1. Positional Crackles: They follow the path of least resistance, like water. When the patient lies on left side, crackles are on left side, and when patient sits up crackles on in bases.
2. Fever Crackles: (synonym: atelectasis). These are your fine bibasilar crackles usually associated with a mild fever. They are very common in post operative patients, sometimes referred to as a post operative respiratory complication. Since they may be the precursor to pneumonia, a nebulizer must be indicated.
3. Lobar crackles: Crackles usually only present in a particular lobe. These are usually used to diagnose lobar pneumonia.
4. Bibasilar crackles: Crackles heard only in bases no matter what position patient is in.
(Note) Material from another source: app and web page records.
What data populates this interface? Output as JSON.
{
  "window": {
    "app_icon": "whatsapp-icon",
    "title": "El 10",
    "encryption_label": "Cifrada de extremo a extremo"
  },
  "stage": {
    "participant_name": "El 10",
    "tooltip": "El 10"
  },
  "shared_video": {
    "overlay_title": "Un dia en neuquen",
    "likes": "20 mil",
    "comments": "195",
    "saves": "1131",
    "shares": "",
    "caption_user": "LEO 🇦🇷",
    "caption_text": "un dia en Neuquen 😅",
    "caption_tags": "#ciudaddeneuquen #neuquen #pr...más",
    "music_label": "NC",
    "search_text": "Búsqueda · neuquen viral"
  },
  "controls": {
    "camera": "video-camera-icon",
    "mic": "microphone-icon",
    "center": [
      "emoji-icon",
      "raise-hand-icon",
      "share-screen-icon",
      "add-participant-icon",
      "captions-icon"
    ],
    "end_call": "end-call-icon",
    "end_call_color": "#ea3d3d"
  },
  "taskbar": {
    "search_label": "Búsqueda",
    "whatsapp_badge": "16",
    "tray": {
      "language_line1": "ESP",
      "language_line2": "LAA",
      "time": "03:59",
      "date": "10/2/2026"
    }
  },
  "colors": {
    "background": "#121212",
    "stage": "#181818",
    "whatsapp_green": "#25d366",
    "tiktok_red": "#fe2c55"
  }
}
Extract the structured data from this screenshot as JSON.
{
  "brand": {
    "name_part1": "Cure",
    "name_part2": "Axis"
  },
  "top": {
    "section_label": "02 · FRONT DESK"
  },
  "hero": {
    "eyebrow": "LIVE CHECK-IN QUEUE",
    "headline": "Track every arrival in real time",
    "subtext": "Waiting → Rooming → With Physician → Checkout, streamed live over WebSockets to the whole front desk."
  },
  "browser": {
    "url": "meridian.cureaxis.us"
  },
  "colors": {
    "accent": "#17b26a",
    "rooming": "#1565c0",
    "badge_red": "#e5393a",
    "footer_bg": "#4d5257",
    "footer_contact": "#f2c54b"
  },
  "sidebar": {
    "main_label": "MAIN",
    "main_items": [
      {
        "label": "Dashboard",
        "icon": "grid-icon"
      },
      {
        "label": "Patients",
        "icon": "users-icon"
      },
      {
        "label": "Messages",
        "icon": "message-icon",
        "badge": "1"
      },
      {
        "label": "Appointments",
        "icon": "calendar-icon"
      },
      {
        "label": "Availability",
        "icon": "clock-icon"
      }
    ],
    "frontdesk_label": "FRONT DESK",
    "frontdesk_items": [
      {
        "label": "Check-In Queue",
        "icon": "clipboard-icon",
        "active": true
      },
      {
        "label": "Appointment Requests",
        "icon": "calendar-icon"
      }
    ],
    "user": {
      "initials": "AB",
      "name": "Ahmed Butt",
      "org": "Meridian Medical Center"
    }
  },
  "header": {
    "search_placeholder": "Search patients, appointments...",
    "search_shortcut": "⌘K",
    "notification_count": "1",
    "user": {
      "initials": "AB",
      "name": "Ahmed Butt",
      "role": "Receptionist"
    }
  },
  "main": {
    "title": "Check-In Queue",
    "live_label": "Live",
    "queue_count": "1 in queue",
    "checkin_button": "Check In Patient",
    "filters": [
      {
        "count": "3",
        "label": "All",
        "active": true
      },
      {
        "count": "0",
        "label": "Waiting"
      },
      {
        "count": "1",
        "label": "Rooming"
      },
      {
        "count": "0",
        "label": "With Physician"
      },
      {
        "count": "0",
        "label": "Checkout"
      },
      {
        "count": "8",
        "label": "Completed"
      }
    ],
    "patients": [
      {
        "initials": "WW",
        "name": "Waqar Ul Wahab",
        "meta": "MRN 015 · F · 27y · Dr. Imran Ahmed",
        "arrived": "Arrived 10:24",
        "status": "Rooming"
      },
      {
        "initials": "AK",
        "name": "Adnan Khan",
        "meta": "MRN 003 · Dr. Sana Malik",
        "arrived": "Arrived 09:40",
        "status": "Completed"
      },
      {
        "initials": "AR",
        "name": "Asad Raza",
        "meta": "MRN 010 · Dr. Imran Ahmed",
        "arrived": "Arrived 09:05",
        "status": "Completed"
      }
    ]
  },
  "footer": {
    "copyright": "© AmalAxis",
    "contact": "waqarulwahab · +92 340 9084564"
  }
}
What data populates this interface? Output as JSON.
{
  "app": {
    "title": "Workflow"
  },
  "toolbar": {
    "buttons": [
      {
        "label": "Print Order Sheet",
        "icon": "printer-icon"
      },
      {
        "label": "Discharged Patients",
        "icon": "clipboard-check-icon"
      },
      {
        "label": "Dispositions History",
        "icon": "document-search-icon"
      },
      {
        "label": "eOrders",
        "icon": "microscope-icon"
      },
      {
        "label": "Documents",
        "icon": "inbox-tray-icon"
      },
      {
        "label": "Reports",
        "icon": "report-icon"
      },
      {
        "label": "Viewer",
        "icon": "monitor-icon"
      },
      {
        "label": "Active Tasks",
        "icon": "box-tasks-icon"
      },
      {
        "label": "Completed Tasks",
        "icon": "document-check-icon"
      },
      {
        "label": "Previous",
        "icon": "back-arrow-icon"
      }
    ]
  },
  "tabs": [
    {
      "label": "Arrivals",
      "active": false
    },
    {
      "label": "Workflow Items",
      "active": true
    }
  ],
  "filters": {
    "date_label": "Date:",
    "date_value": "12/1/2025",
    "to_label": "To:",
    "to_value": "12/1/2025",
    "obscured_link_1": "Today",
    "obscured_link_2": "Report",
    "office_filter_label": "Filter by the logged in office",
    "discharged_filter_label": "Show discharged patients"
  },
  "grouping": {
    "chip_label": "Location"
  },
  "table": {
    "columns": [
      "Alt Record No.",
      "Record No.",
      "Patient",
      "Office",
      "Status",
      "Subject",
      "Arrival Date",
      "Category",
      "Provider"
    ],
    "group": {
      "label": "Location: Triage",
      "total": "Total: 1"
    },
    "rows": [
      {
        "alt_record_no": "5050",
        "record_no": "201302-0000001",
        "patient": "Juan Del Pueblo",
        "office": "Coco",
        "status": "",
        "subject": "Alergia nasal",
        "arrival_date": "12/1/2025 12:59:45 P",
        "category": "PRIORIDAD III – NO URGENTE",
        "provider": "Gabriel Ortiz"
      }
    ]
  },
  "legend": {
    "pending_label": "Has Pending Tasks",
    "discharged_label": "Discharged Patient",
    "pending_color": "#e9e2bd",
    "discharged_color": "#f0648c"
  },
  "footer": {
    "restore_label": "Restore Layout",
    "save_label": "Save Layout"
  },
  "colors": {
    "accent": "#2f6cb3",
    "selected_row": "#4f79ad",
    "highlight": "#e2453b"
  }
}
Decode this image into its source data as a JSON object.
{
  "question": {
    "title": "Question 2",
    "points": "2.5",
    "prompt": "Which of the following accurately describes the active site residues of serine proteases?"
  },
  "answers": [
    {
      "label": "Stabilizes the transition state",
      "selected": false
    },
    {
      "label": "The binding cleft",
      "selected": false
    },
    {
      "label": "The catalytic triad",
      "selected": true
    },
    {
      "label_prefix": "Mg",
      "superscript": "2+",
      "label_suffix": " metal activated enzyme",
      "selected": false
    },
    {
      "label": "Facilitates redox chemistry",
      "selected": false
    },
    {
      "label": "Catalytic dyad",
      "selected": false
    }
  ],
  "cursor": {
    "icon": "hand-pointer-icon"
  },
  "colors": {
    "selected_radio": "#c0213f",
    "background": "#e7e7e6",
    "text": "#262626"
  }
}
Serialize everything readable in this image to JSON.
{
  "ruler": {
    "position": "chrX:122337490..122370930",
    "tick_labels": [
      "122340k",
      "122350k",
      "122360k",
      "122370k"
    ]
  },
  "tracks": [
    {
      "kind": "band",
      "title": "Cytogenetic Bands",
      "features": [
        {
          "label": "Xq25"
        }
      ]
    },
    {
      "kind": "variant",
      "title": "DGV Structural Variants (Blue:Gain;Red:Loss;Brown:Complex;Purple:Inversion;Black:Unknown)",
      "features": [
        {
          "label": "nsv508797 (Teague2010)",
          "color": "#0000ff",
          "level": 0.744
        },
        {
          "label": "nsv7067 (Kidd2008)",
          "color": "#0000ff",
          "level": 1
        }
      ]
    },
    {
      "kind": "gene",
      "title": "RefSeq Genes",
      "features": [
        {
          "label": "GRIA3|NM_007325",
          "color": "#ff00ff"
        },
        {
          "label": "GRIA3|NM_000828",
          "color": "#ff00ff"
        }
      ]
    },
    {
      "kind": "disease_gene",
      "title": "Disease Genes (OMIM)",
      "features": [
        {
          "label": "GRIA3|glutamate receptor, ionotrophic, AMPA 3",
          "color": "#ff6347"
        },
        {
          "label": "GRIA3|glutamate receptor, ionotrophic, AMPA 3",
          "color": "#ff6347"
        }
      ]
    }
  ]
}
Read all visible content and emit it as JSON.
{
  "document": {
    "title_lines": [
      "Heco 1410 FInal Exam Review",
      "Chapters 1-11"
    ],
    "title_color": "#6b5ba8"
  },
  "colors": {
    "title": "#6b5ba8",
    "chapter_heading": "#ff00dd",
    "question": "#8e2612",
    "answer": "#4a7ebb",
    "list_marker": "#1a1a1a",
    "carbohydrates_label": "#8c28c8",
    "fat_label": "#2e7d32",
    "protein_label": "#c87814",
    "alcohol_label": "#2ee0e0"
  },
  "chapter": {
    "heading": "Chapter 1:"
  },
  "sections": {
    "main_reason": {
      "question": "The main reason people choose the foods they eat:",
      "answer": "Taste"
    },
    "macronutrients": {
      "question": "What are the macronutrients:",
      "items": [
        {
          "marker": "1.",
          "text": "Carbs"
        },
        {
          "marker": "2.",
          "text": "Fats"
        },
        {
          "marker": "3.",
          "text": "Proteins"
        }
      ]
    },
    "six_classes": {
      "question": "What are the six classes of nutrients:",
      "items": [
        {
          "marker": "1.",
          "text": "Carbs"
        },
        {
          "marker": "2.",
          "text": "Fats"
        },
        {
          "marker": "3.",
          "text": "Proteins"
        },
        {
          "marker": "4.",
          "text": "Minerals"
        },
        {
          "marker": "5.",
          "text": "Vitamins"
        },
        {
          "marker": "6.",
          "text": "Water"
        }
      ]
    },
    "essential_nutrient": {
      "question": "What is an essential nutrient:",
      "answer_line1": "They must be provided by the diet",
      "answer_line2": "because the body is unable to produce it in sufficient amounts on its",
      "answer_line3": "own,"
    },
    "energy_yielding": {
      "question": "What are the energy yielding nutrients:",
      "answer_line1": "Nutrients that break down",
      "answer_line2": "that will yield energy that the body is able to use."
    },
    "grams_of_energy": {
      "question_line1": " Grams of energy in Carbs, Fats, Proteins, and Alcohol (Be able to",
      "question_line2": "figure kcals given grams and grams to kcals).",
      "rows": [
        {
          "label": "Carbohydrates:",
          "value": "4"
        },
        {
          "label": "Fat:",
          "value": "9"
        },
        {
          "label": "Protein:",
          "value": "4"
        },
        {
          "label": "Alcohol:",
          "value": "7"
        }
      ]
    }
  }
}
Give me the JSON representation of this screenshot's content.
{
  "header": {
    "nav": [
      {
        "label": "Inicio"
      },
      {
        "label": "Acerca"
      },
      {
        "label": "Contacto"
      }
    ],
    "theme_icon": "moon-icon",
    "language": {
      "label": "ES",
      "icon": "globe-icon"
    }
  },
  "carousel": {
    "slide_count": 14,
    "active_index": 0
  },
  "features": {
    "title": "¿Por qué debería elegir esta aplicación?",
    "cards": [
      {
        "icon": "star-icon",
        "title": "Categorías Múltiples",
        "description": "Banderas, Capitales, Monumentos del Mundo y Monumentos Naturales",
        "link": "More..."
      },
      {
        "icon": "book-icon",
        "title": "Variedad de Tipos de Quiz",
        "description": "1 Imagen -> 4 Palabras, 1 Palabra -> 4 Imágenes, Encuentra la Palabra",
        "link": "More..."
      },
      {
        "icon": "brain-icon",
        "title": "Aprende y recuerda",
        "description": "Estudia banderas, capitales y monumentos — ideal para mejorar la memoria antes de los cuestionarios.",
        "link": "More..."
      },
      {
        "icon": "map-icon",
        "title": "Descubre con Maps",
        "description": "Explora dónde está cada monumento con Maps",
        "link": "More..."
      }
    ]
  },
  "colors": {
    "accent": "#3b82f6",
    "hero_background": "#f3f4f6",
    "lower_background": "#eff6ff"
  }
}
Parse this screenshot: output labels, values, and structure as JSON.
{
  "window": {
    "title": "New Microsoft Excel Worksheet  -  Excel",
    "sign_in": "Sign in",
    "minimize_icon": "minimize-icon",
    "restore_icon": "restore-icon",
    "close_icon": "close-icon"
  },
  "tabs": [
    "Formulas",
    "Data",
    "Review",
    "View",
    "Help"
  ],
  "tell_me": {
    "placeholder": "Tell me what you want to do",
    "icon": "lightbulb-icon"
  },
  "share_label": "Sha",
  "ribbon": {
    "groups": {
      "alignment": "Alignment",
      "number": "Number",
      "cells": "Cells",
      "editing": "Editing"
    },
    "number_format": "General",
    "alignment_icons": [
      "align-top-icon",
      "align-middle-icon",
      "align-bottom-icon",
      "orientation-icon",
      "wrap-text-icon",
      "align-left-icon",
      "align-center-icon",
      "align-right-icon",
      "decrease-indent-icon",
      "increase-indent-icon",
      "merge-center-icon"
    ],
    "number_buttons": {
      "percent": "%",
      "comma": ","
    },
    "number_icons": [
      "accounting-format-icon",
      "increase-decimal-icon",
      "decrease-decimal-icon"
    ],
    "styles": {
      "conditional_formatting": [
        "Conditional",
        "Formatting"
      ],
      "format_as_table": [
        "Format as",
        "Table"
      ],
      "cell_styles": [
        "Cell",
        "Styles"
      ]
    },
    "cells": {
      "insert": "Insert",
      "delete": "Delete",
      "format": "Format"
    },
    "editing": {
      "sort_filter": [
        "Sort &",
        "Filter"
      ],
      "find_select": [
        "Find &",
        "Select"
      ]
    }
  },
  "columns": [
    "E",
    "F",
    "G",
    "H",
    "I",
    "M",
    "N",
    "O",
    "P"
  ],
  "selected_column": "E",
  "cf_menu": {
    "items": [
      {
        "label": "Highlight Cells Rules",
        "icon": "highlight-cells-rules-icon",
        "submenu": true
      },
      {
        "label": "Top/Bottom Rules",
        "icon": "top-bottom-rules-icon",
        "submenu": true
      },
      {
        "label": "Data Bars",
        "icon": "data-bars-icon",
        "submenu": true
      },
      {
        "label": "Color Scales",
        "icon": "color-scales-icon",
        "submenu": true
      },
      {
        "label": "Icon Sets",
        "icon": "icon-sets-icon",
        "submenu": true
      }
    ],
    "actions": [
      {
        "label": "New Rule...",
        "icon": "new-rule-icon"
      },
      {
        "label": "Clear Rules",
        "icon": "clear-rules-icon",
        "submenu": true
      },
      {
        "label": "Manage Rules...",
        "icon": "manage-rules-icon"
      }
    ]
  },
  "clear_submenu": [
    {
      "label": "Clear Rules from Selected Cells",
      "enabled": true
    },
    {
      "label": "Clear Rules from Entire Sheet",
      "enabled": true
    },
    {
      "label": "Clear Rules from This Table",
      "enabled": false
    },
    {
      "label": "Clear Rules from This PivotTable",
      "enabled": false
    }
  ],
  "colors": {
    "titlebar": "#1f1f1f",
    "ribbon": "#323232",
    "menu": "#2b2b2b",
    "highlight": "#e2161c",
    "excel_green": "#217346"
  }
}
Usually associated with COPD. Can either be fine inspiratory type (COPD), or coarse type (heart failure, kidney failure, viral pneumonia)
5. Coarse crackles: See wet crackles, see rhales.
6. Fine inspiratory crackles: Sound of alveoli popping open on inspiration. Usually heard with lobar crackles or bibasilar crackles (COPD type)
7. Wet crackles: loud, and heard on inspiration and expiration. Usually this is fluid. Synonym: Rhales. Often associated with heart failure, kidney failure, pulmonary edema. Can often be heard 1/2 way up the chest, maybe to the nipples. May also be caused by viral pneumonia, and this is usually an "Oh Shit! lung sound if that's the case.